Background: HIV-1 infection and drug abuse are frequently co-morbid and their association greatly increases the severity of HIV-1-induced neuropathology. While nucleus accumbens (NAcc) function is severely perturbed by drugs of abuse, little is known about how HIV-1 infection affects NAcc.
Methods: We used calcium and voltage imaging to investigate the effect of HIV-1 trans-activator of transcription (Tat) on rat NAcc. Based on previous neuronal studies, we hypothesized that Tat modulates intracellular Ca2+ homeostasis of NAcc neurons.

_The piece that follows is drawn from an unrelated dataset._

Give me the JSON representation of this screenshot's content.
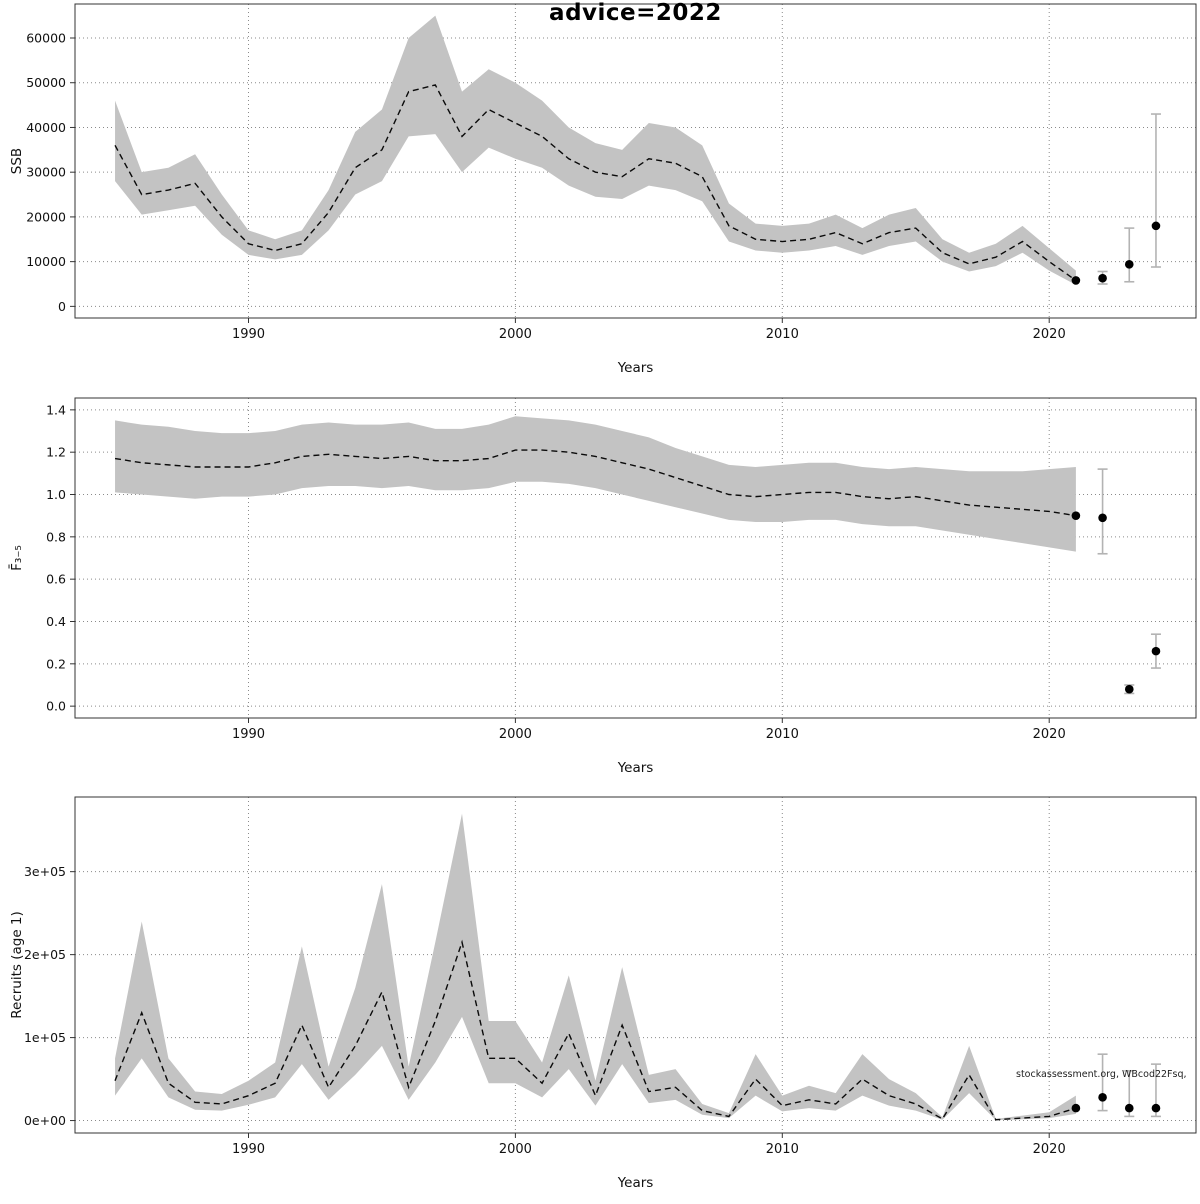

Results: We provide evidence that Tat triggers a Ca2+ signaling cascade in NAcc medium spiny neurons (MSN) expressing D1-like dopamine receptors leading to neuronal depolarization. Firstly, Tat induced inositol 1,4,5-trisphsophate (IP3) receptor-mediated Ca2+ release from endoplasmic reticulum, followed by Ca2+ and Na+ influx via transient receptor potential canonical channels. The influx of cations depolarizes the membrane promoting additional Ca2+ entry through voltage-gated P/Q-type Ca2+ channels and opening of tetrodotoxin-sensitive Na+ channels. By activating this mechanism, Tat elicits a feed-forward depolarization increasing the excitability of D1-phosphatidylinositol-linked NAcc MSN. We previously found that cocaine targets NAcc neurons directly (independent of the inhibition of dopamine transporter) only when IP3-generating mechanisms are concomitantly initiated. When tested here, cocaine produced a dose-dependent potentiation of the effect of Tat on cytosolic Ca2+.
Conclusion: We describe for the first time a HIV-1 Tat-triggered Ca2+ signaling in MSN of NAcc involving TRPC and depolarization and a potentiation of the effect of Tat by cocaine, which may be relevant for the reward axis in cocaine-abusing HIV-1-positive patients.
Keywords: Calcium imaging; Calcium influx; Depolarization; Intracellular calcium mobilization; Medium spiny neurons; TRPC.